Du reste, le vent du midi ne souffle pas continuellement pendant l’époque du khamsin ; il s’interrompt souvent des semaines entières, et nous laisse littéralement respirer. Alors la ville reprend son aspect animé, la foule se répand sur les places et dans les jardins ; l’allée de Choubra se remplit de promeneurs ; les musulmanes voilées vont s’asseoir dans les kiosques, au bord des fontaines ou sur les tombes entremêlées d’ombrages, où elles rêvent tout le jour entourées d’enfans joyeux, et se font même apporter leurs repas. — Les femmes d’Orient ont deux grands moyens d’échapper à la solitude des harems, c’est le cimetière, où elles ont toujours quelque être chéri à pleurer ; et le bain public, — où la coutume oblige leur mari de les laisser aller une fois par semaine au moins.
Ce détail, que j’ignorais, a été pour moi la source de quelques chagrins domestiques contre lesquels il faut bien que je prévienne l’Européen qui serait tenté de suivre mon exemple. Je n’eus pas plutôt ramené du bazar l’esclave javanaise que je me vis assailli d’une foule de réflexions qui ne s’étaient pas encore présentées à mon esprit. La crainte de la laisser un jour de plus parmi les femmes d’Abd-el-Kérim avait précipité ma résolution et le dirais-je ? le premier coup d’œil échangé avec elle avait été tout-puissant.

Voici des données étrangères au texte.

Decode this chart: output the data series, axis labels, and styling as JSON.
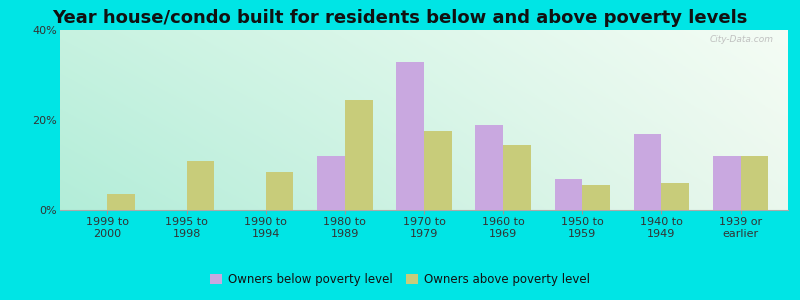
{
  "title": "Year house/condo built for residents below and above poverty levels",
  "categories": [
    "1999 to\n2000",
    "1995 to\n1998",
    "1990 to\n1994",
    "1980 to\n1989",
    "1970 to\n1979",
    "1960 to\n1969",
    "1950 to\n1959",
    "1940 to\n1949",
    "1939 or\nearlier"
  ],
  "below_poverty": [
    0.0,
    0.0,
    0.0,
    12.0,
    33.0,
    19.0,
    7.0,
    17.0,
    12.0
  ],
  "above_poverty": [
    3.5,
    11.0,
    8.5,
    24.5,
    17.5,
    14.5,
    5.5,
    6.0,
    12.0
  ],
  "below_color": "#c9a8e0",
  "above_color": "#c8cc7a",
  "ylim": [
    0,
    40
  ],
  "yticks": [
    0,
    20,
    40
  ],
  "ytick_labels": [
    "0%",
    "20%",
    "40%"
  ],
  "background_outer": "#00e5e5",
  "title_fontsize": 13,
  "tick_fontsize": 8,
  "legend_fontsize": 8.5,
  "bar_width": 0.35,
  "legend_below_label": "Owners below poverty level",
  "legend_above_label": "Owners above poverty level"
}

Il y a quelque chose de très séduisant dans une femme d’un pays lointain et singulier, qui parle une langue inconnue, dont le costume et les habitudes frappent déjà par l’étrangeté seule, et qui enfin n’a rien de ces vulgarités de détail que l’habitude nous révèle chez les femmes de notre patrie. Je subis quelque temps cette fascination de couleur locale, je l’écoutais babiller, je la voyais étaler la bigarrure de ses vêtemens : c’était comme un oiseau splendide que je possédais en cage ; mais cette impression pouvait-elle toujours durer ?
On m’avait prévenu que si le marchand m’avait trompé sur les mérites de l’esclave, s’il existait un vice rédhibitoire quelconque, j’avais trois jours pour résilier le marché. Je ne songeais guère qu’il fût possible à un Européen d’avoir recours à cette indigne clause, eût-il même été trompé. Seulement je vis avec peine que cette pauvre fille avait sous le bandeau rouge qui ceignait son front une place brûlée grande comme un écu de six livres à partir des premiers cheveux. On voyait sur sa poitrine une autre brûlure de même forme, et sur ces deux marques un tatouage qui représentait une sorte de soleil. Le menton était aussi tatoué en fer de lance, et la narine gauche percée de manière à recevoir, un anneau. Quant aux cheveux, ils étaient rognés par devant à partir des tempes et autour, du front, sauf la partie brûlée, ils tombaient ainsi jusqu’aux sourcils qu’une ligne noire prolongeait et réunissait selon la coutume. Quant aux bras et aux pieds teints de couleur orange, je savais que c’était l’effet d’une préparation de henné, qui ne laissait aucune marque au bout de quelques jours.